This is, when challenged, usually followed either by evasion or claims that
the other person is immoral. Because obviously, if you don't want to ban all
immoral things, obviously you're immoral.

So some people bring up the founding principles of our nation and the case law
built around it because it's the best kind of common ground - agreed upon
societal basis/"social contract" \- they can think of to explain why some
immoral things should be illegal but some immoral things shouldn't.

------
dificilis
I am going to dispute "it is what it is" as a meaningless cliche, because I
understand it to have a meaning like:

"We all know that this thing is not ideal, but, for various reasons, we are
stuck with how it currently is."

It is acceptable to use this expression if those listening are already aware
of the various reasons why "it" can't be changed.

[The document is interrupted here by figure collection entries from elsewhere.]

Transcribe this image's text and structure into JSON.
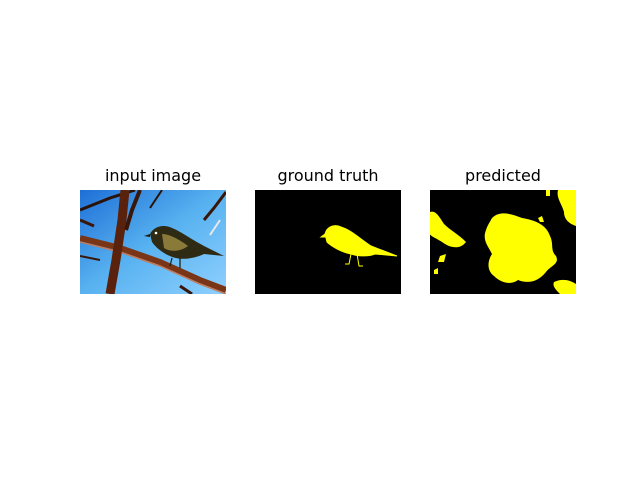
{
  "panels": [
    {
      "title": "input image"
    },
    {
      "title": "ground truth"
    },
    {
      "title": "predicted"
    }
  ],
  "colors": {
    "background": "#ffffff",
    "mask_fill": "#ffff00",
    "mask_background": "#000000",
    "sky": "#5aa8e8",
    "branch": "#6b2a12"
  }
}
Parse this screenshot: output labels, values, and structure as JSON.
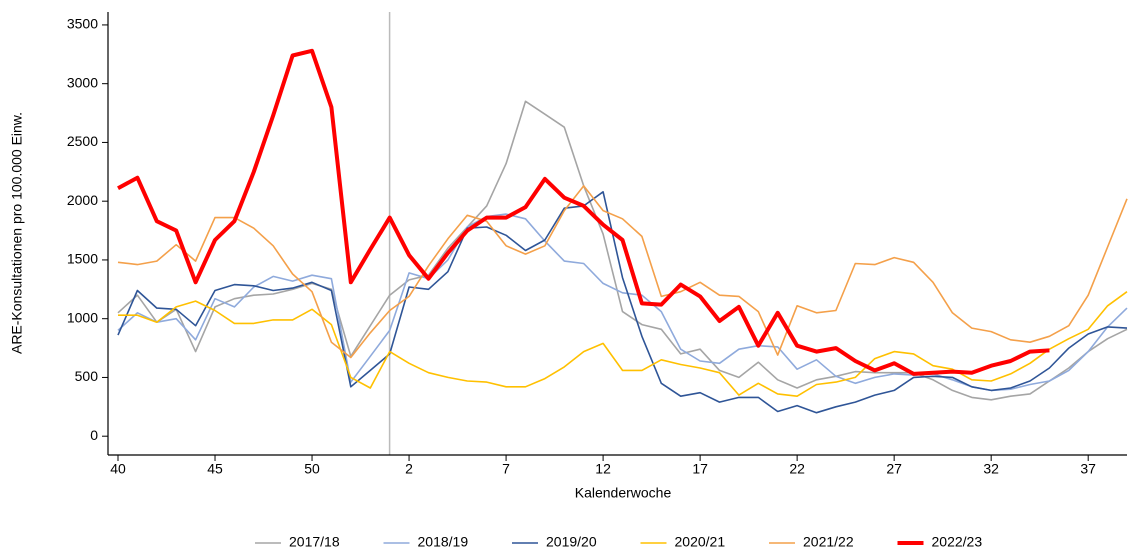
{
  "chart_data": {
    "type": "line",
    "y_label": "ARE-Konsultationen pro 100.000 Einw.",
    "x_label": "Kalenderwoche",
    "categories": [
      "40",
      null,
      null,
      null,
      null,
      "45",
      null,
      null,
      null,
      null,
      "50",
      null,
      null,
      null,
      null,
      "2",
      null,
      null,
      null,
      null,
      "7",
      null,
      null,
      null,
      null,
      "12",
      null,
      null,
      null,
      null,
      "17",
      null,
      null,
      null,
      null,
      "22",
      null,
      null,
      null,
      null,
      "27",
      null,
      null,
      null,
      null,
      "32",
      null,
      null,
      null,
      null,
      "37",
      null,
      null
    ],
    "ylim": [
      -160,
      3610
    ],
    "yticks": [
      0,
      500,
      1000,
      1500,
      2000,
      2500,
      3000,
      3500
    ],
    "series": [
      {
        "name": "2017/18",
        "color": "#a5a5a5",
        "width": 1.6,
        "values": [
          1050,
          1200,
          970,
          1080,
          720,
          1100,
          1170,
          1200,
          1210,
          1250,
          1300,
          1250,
          680,
          940,
          1200,
          1330,
          1370,
          1600,
          1780,
          1960,
          2320,
          2850,
          2740,
          2630,
          2130,
          1720,
          1060,
          950,
          910,
          700,
          740,
          560,
          500,
          630,
          480,
          410,
          480,
          510,
          550,
          540,
          540,
          540,
          480,
          390,
          330,
          310,
          340,
          360,
          470,
          580,
          720,
          830,
          910
        ]
      },
      {
        "name": "2018/19",
        "color": "#8faadc",
        "width": 1.6,
        "values": [
          900,
          1050,
          970,
          1000,
          820,
          1170,
          1100,
          1270,
          1360,
          1320,
          1370,
          1340,
          460,
          680,
          900,
          1390,
          1340,
          1500,
          1780,
          1870,
          1890,
          1850,
          1660,
          1490,
          1470,
          1300,
          1220,
          1200,
          1060,
          740,
          640,
          620,
          740,
          770,
          760,
          570,
          650,
          510,
          450,
          500,
          530,
          520,
          530,
          480,
          420,
          390,
          400,
          440,
          470,
          560,
          720,
          930,
          1090
        ]
      },
      {
        "name": "2019/20",
        "color": "#2f5597",
        "width": 1.6,
        "values": [
          860,
          1240,
          1090,
          1080,
          940,
          1240,
          1290,
          1280,
          1240,
          1260,
          1310,
          1240,
          420,
          560,
          700,
          1270,
          1250,
          1400,
          1770,
          1780,
          1710,
          1580,
          1670,
          1940,
          1960,
          2080,
          1350,
          850,
          450,
          340,
          370,
          290,
          330,
          330,
          210,
          260,
          200,
          250,
          290,
          350,
          390,
          500,
          510,
          500,
          420,
          390,
          410,
          470,
          580,
          750,
          870,
          930,
          920
        ]
      },
      {
        "name": "2020/21",
        "color": "#ffc000",
        "width": 1.6,
        "values": [
          1030,
          1030,
          970,
          1100,
          1150,
          1070,
          960,
          960,
          990,
          990,
          1080,
          950,
          500,
          410,
          720,
          620,
          540,
          500,
          470,
          460,
          420,
          420,
          490,
          590,
          720,
          790,
          560,
          560,
          650,
          610,
          580,
          540,
          350,
          450,
          360,
          340,
          440,
          460,
          500,
          660,
          720,
          700,
          600,
          570,
          480,
          470,
          530,
          620,
          740,
          830,
          910,
          1110,
          1230
        ]
      },
      {
        "name": "2021/22",
        "color": "#f4a04a",
        "width": 1.6,
        "values": [
          1480,
          1460,
          1490,
          1630,
          1490,
          1860,
          1860,
          1770,
          1620,
          1380,
          1230,
          800,
          670,
          880,
          1070,
          1190,
          1450,
          1680,
          1880,
          1830,
          1620,
          1550,
          1620,
          1920,
          2130,
          1920,
          1850,
          1700,
          1190,
          1230,
          1310,
          1200,
          1190,
          1060,
          690,
          1110,
          1050,
          1070,
          1470,
          1460,
          1520,
          1480,
          1310,
          1050,
          920,
          890,
          820,
          800,
          850,
          940,
          1200,
          1610,
          2020
        ]
      },
      {
        "name": "2022/23",
        "color": "#ff0000",
        "width": 4,
        "values": [
          2110,
          2200,
          1830,
          1750,
          1310,
          1670,
          1830,
          2250,
          2730,
          3240,
          3280,
          2800,
          1310,
          1590,
          1860,
          1540,
          1340,
          1560,
          1750,
          1860,
          1860,
          1950,
          2190,
          2030,
          1960,
          1800,
          1670,
          1130,
          1120,
          1290,
          1190,
          980,
          1100,
          770,
          1050,
          770,
          720,
          750,
          640,
          560,
          620,
          530,
          540,
          550,
          540,
          600,
          640,
          720,
          730,
          null,
          null,
          null,
          null
        ]
      }
    ]
  }
}
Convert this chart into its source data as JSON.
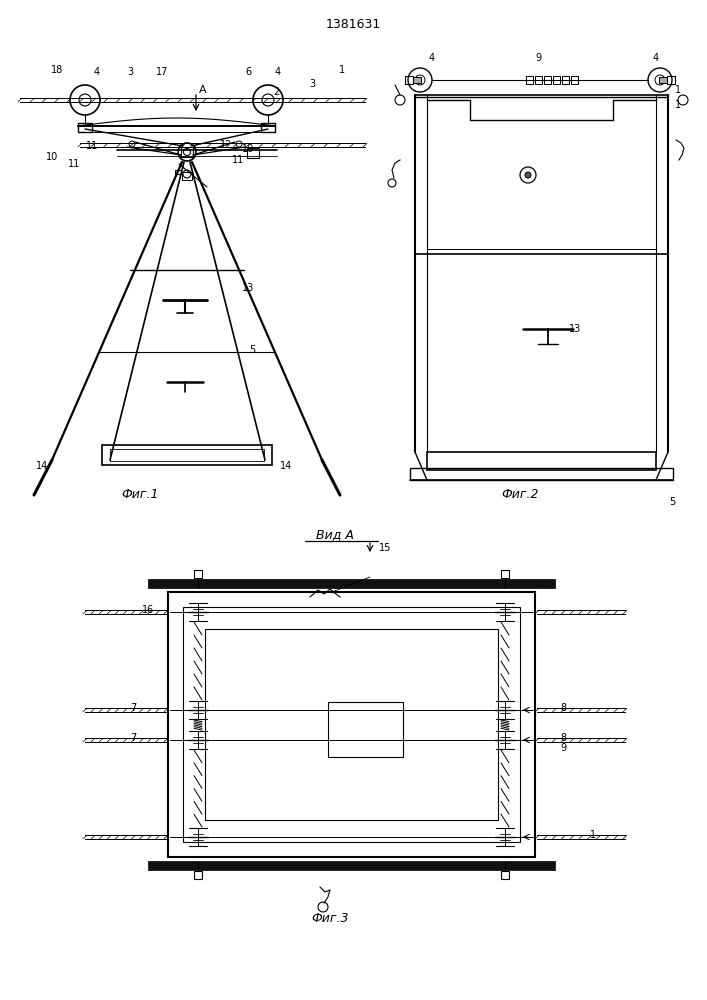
{
  "title": "1381631",
  "bg_color": "#ffffff",
  "line_color": "#000000",
  "fig1_label": "Фиг.1",
  "fig2_label": "Фиг.2",
  "fig3_label": "Фиг.3",
  "vid_a_label": "Вид А"
}
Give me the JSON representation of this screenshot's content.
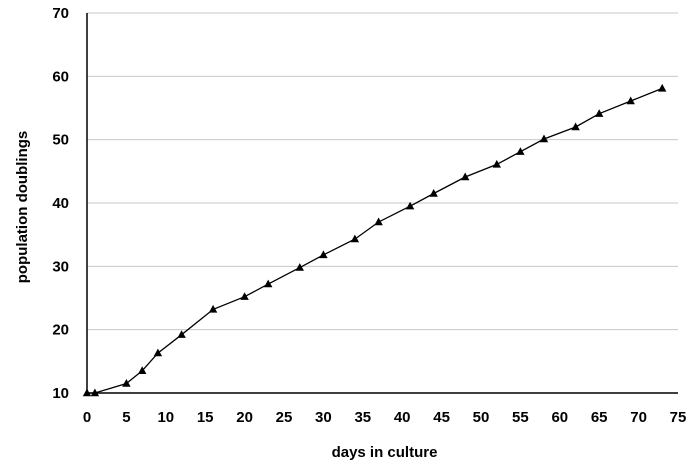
{
  "chart_data": {
    "type": "line",
    "title": "",
    "xlabel": "days in culture",
    "ylabel": "population doublings",
    "xlim": [
      0,
      75
    ],
    "ylim": [
      10,
      70
    ],
    "xticks": [
      0,
      5,
      10,
      15,
      20,
      25,
      30,
      35,
      40,
      45,
      50,
      55,
      60,
      65,
      70,
      75
    ],
    "yticks": [
      10,
      20,
      30,
      40,
      50,
      60,
      70
    ],
    "grid": "horizontal",
    "legend": "none",
    "series": [
      {
        "marker": "triangle",
        "color": "#000000",
        "x": [
          0,
          1,
          5,
          7,
          9,
          12,
          16,
          20,
          23,
          27,
          30,
          34,
          37,
          41,
          44,
          48,
          52,
          55,
          58,
          62,
          65,
          69,
          73
        ],
        "y": [
          10,
          10,
          11.5,
          13.5,
          16.3,
          19.2,
          23.2,
          25.2,
          27.2,
          29.8,
          31.8,
          34.3,
          37,
          39.5,
          41.5,
          44.1,
          46.1,
          48.1,
          50.1,
          52,
          54.1,
          56.1,
          58.1
        ]
      }
    ]
  }
}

It's more a summary of the situation as currently understood, than an argument
in itself.

------
mncharity
> a form of loaded language, commonly used to propagate[sic] cognitive
> dissonance

For anyone curious about the inversion error, the change from "quell" was made
in December by a "the owner of this account has abusively used multiple
accounts". I wonder whether there's tooling for bulk reverts, or if was this
just missed.

------
musicale
"Here we go again" is an example of one of my least favorite phrase classes,
the discussion-killer.

------
iconjack
"Rape is rape"